Winterization

SeaRay Eddy

New Member
Jun 6, 2018
17
Gatineau Quebec
Boat Info
2002 SeaRay 182
Engines
190-hp MerCruiser 4.3L
First, thanks everyone for their help with my first boating season! It was a short one, I only put out about 20 hours.


I’m about to winterize my boat (I'm from Quebec, Canada) and have had every marina/mechanic tell me something different. The Gear oil and Engine oil was new oil when I bought the boat in May. I only put 20 hours on it this summer. There’s a little bit of scum on the bottom, but nothing crazy.


Questions:

Do I need to have Engine Oil and Gear Oil replaced?

Or will a basic winterization due?

Should I do an acid Hull wash? ($150-ish where I am)

Do you shrink wrap your boats? Mine will be stored in a shed.


Thanks again!
 
My recommendations are for oil/filter changes and gear lube changes every fall as part of winterization. This leaves the freshest oil and gear lube in your engine to prevent any corrosion from water being absorbed and gives you a chance to inspect for any water intrusion during the season. Should something have failed allowing water into the gear case you would not want the water to sit there all winter and it would give you a chance to remediate any issues.

Winterize all raw water and fresh water systems. If it's a raw water cooled engine then I prefer to keep the block full of anti-freeze to prevent internal corrosion from being exposed to air.

Acid wash only if necessary - hard to say without knowing how bad things are. Normally I recommend least harsh to start and only progress as needed. That said, there are always a few areas I need to hit with an acid hull cleaner but I do not do the entire hull.

Wrapping or covering it to prevent water intrusion from exposure, snow build up and melting/refreeze issues anyplace water water can seep into. If you are in a shed I would probably not wrap as it will certainly breath better. I would check it regularly and keep an eye out for unwanted wildlife making a home.

-Kevin
 
My recommendations are for oil/filter changes and gear lube changes every fall as part of winterization. This leaves the freshest oil and gear lube in your engine to prevent any corrosion from water being absorbed and gives you a chance to inspect for any water intrusion during the season. Should something have failed allowing water into the gear case you would not want the water to sit there all winter and it would give you a chance to remediate any issues.

Winterize all raw water and fresh water systems. If it's a raw water cooled engine then I prefer to keep the block full of anti-freeze to prevent internal corrosion from being exposed to air.

Acid wash only if necessary - hard to say without knowing how bad things are. Normally I recommend least harsh to start and only progress as needed. That said, there are always a few areas I need to hit with an acid hull cleaner but I do not do the entire hull.

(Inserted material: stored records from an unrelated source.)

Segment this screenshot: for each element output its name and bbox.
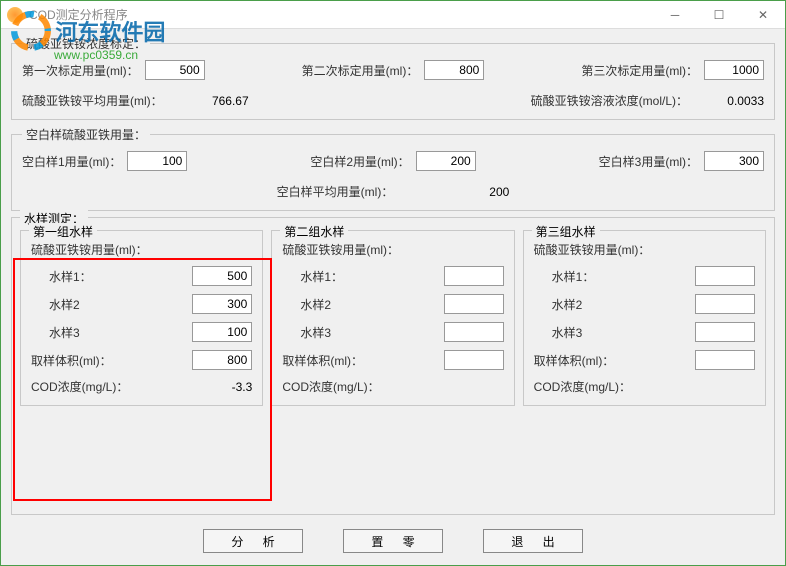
analyze-button[interactable]: 分 析 [203,529,303,553]
blank1-label: 空白样1用量(ml)： [22,153,121,170]
calib-second-label: 第二次标定用量(ml)： [302,62,419,79]
content-area: 硫酸亚铁铵浓度标定： 第一次标定用量(ml)： 第二次标定用量(ml)： 第三次… [1,29,785,565]
sg1-cod-label: COD浓度(mg/L)： [31,378,196,395]
calib-second-input[interactable] [424,60,484,80]
calib-third-label: 第三次标定用量(ml)： [581,62,698,79]
sg2-s2-input[interactable] [444,294,504,314]
sg1-s2-input[interactable] [192,294,252,314]
sg1-vol-input[interactable] [192,350,252,370]
sg1-s3-input[interactable] [192,322,252,342]
sg2-s3-label: 水样3 [282,324,443,341]
sample-group-1-legend: 第一组水样 [29,223,97,240]
sg2-vol-input[interactable] [444,350,504,370]
reset-button[interactable]: 置 零 [343,529,443,553]
sg1-vol-label: 取样体积(ml)： [31,352,192,369]
sample-group-2: 第二组水样 硫酸亚铁铵用量(ml)： 水样1： 水样2 水样3 取样体积(ml)… [271,230,514,406]
sg1-cod-value: -3.3 [196,380,252,394]
blank-avg-label: 空白样平均用量(ml)： [277,183,394,200]
blank2-input[interactable] [416,151,476,171]
samples-group: 水样测定： 第一组水样 硫酸亚铁铵用量(ml)： 水样1： 水样2 水样3 取样… [11,217,775,515]
sg3-s2-input[interactable] [695,294,755,314]
sg3-vol-input[interactable] [695,350,755,370]
blank-legend: 空白样硫酸亚铁用量： [22,126,150,143]
sg3-cod-label: COD浓度(mg/L)： [534,378,699,395]
sg2-s1-input[interactable] [444,266,504,286]
blank-group: 空白样硫酸亚铁用量： 空白样1用量(ml)： 空白样2用量(ml)： 空白样3用… [11,126,775,211]
app-icon [7,7,23,23]
calib-avg-value: 766.67 [169,94,249,108]
blank3-label: 空白样3用量(ml)： [599,153,698,170]
sg2-vol-label: 取样体积(ml)： [282,352,443,369]
sg3-usage-label: 硫酸亚铁铵用量(ml)： [534,241,755,258]
sg3-s2-label: 水样2 [534,296,695,313]
calib-first-input[interactable] [145,60,205,80]
sg2-s1-label: 水样1： [282,268,443,285]
sg2-usage-label: 硫酸亚铁铵用量(ml)： [282,241,503,258]
titlebar: COD测定分析程序 ─ ☐ ✕ [1,1,785,29]
sg2-s3-input[interactable] [444,322,504,342]
blank-avg-value: 200 [453,185,509,199]
calibration-group: 硫酸亚铁铵浓度标定： 第一次标定用量(ml)： 第二次标定用量(ml)： 第三次… [11,35,775,120]
sg3-vol-label: 取样体积(ml)： [534,352,695,369]
calib-conc-value: 0.0033 [694,94,764,108]
minimize-button[interactable]: ─ [653,1,697,29]
app-window: COD测定分析程序 ─ ☐ ✕ 河东软件园 www.pc0359.cn 硫酸亚铁… [0,0,786,566]
close-button[interactable]: ✕ [741,1,785,29]
sg1-s1-input[interactable] [192,266,252,286]
sg1-s3-label: 水样3 [31,324,192,341]
blank3-input[interactable] [704,151,764,171]
sg3-s3-label: 水样3 [534,324,695,341]
sample-group-1: 第一组水样 硫酸亚铁铵用量(ml)： 水样1： 水样2 水样3 取样体积(ml)… [20,230,263,406]
sample-group-3-legend: 第三组水样 [532,223,600,240]
maximize-button[interactable]: ☐ [697,1,741,29]
calib-conc-label: 硫酸亚铁铵溶液浓度(mol/L)： [531,92,688,109]
sg3-s1-label: 水样1： [534,268,695,285]
sg1-s2-label: 水样2 [31,296,192,313]
blank1-input[interactable] [127,151,187,171]
calib-avg-label: 硫酸亚铁铵平均用量(ml)： [22,92,163,109]
calibration-legend: 硫酸亚铁铵浓度标定： [22,35,150,52]
sample-group-2-legend: 第二组水样 [280,223,348,240]
sample-group-3: 第三组水样 硫酸亚铁铵用量(ml)： 水样1： 水样2 水样3 取样体积(ml)… [523,230,766,406]
button-row: 分 析 置 零 退 出 [11,521,775,557]
calib-third-input[interactable] [704,60,764,80]
window-title: COD测定分析程序 [29,6,128,23]
sg2-cod-label: COD浓度(mg/L)： [282,378,447,395]
calib-first-label: 第一次标定用量(ml)： [22,62,139,79]
sg2-s2-label: 水样2 [282,296,443,313]
sg1-s1-label: 水样1： [31,268,192,285]
sg1-usage-label: 硫酸亚铁铵用量(ml)： [31,241,252,258]
sg3-s1-input[interactable] [695,266,755,286]
exit-button[interactable]: 退 出 [483,529,583,553]
blank2-label: 空白样2用量(ml)： [310,153,409,170]
sg3-s3-input[interactable] [695,322,755,342]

Wrapping or covering it to prevent water intrusion from exposure, snow build up and melting/refreeze issues anyplace water water can seep into. If you are in a shed I would probably not wrap as it will certainly breath better. I would check it regularly and keep an eye out for unwanted wildlife making a home.

-Kevin


Thank you very much Kevin! I'll skip the wash as its probably something I can take of myself. Good tip on the oil, I might as well go ahead and change them now.
Nice 340 you have!
Thanks
 
Agree with Kevin

Questions:

Do I need to have Engine Oil and Gear Oil replaced? Yes - leave clean oil in during the winter and then you are ready to go in the spring.

Or will a basic winterization due? + fogging engine, drain water and backfill with anti-freeze (assume the shed is not heated)

Should I do an acid Hull wash? ($150-ish where I am). Do you have brown staining on the bottom that won't wash off? If so, then yes, but his is an easy DIY thing, spray on the acid based hull cleaner, then hose off.

Do you shrink wrap your boats? Mine will be stored in a shed. Just cover - I replace my cockpit cover canvas with a full cover during the winter - bought it at Wal-Mart. I am also stored in an un-heated building.
 
Yes. Change the engine oil. Check the outdrive lube for water. (Milky color means water). If the gear lube is the same color as new lube, let it go another season an then change annually. I always put my boats away clean so if it were mine, I would clean the entire boat including the bottom and shrink wrap it. Just depends on how much you enjoy shinny, new looking boats. Some folks are not that fussy.
 
I pull the bottom plug on the outdrive gear lube drain, just to make sure that there is no water there to freeze, and if there was, it gives me a reason to fix the leak. Put the screw back in, and top the reservoir off from the top if you have that setup.
I used the boat once this year, for 1.3 hours. Not about to change new fresh fluids in our dry climate just for that.